Stormwater Upgrades Aim to Protect Roanoke Streets from Floods

The goal is preventing floods before they occur

ROANOKE, VA – When heavy rain hits Roanoke, these streets don’t just flood — they vanish. Campbell Avenue. Salem Avenue. First Street. Underwater and overwhelmed.

“When we do see flooding in downtown, often this is the first place we see it,” Stormwater Utility Manager Ian Shaw said.

That’s exactly why a long-awaited fix is finally in motion — to stop the flooding before it starts.

“If we get a whole lot of rain fast, the pipes get overwhelmed,” Shaw said. “So we’re really just looking at ways we can improve the flow both through downtown, try to divert some of the flow around downtown, and try to get some attention upstream as well.”

The nearly $2.7 million investment is digging deep beneath downtown to keep future floods from swallowing the streets.

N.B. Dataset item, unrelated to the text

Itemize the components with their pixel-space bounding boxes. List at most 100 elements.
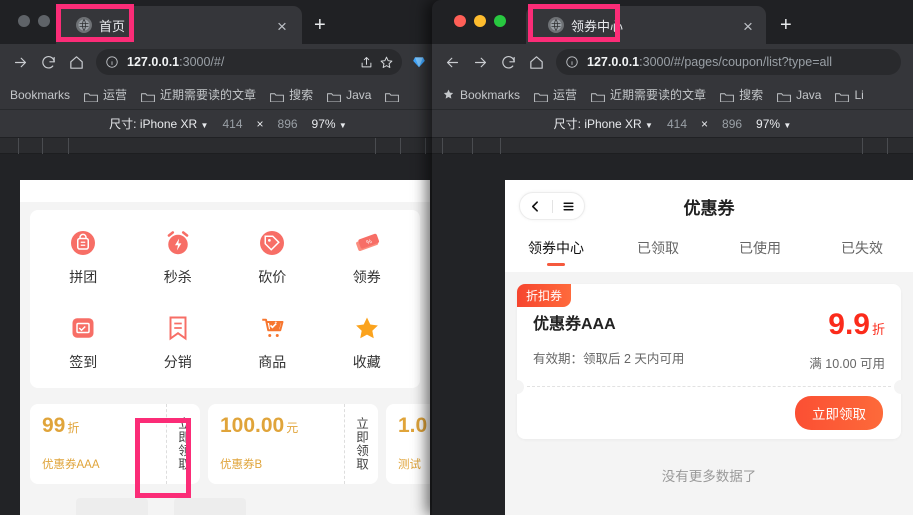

“It’s really one of several projects we’re looking at implementing over the next few years, with this being the starting point — where we’re seeing the most frequent flooding,” Shaw said.

The project focuses on replacing and enlarging old storm pipes, giving rainwater more room to flow and less chance to flood.

“Right here, we’re taking a bottleneck out of this system,” Shaw said. “We’ve got a bunch of pipes coming together at weird angles, so we’re straightening those out.”

While construction tackles major fixes underground, keeping those pipes clear and working starts on the surface — long before the rain ever falls.

“We try to get to that before we have an issue,” Cyndi Sledd, the City’s Stormwater Maintenance Supervisor, said.

That’s where Sledd and her team come in — inspecting, clearing and staying ahead of trouble before the first drop hits the ground.

“A little robotic camera we put down in the lines — it goes through the line and tells us any defects we may have,” she said.

They monitor the areas that cause the most trouble and head there first.

“There’s no one particular place,” Sledd said. “Those are the ones we address the most — right before a storm, during a storm and, of course, after the storm.”

With prevention above ground and new infrastructure below, the city hopes Roanokers will see a real difference once the first phase of the project wraps up this fall.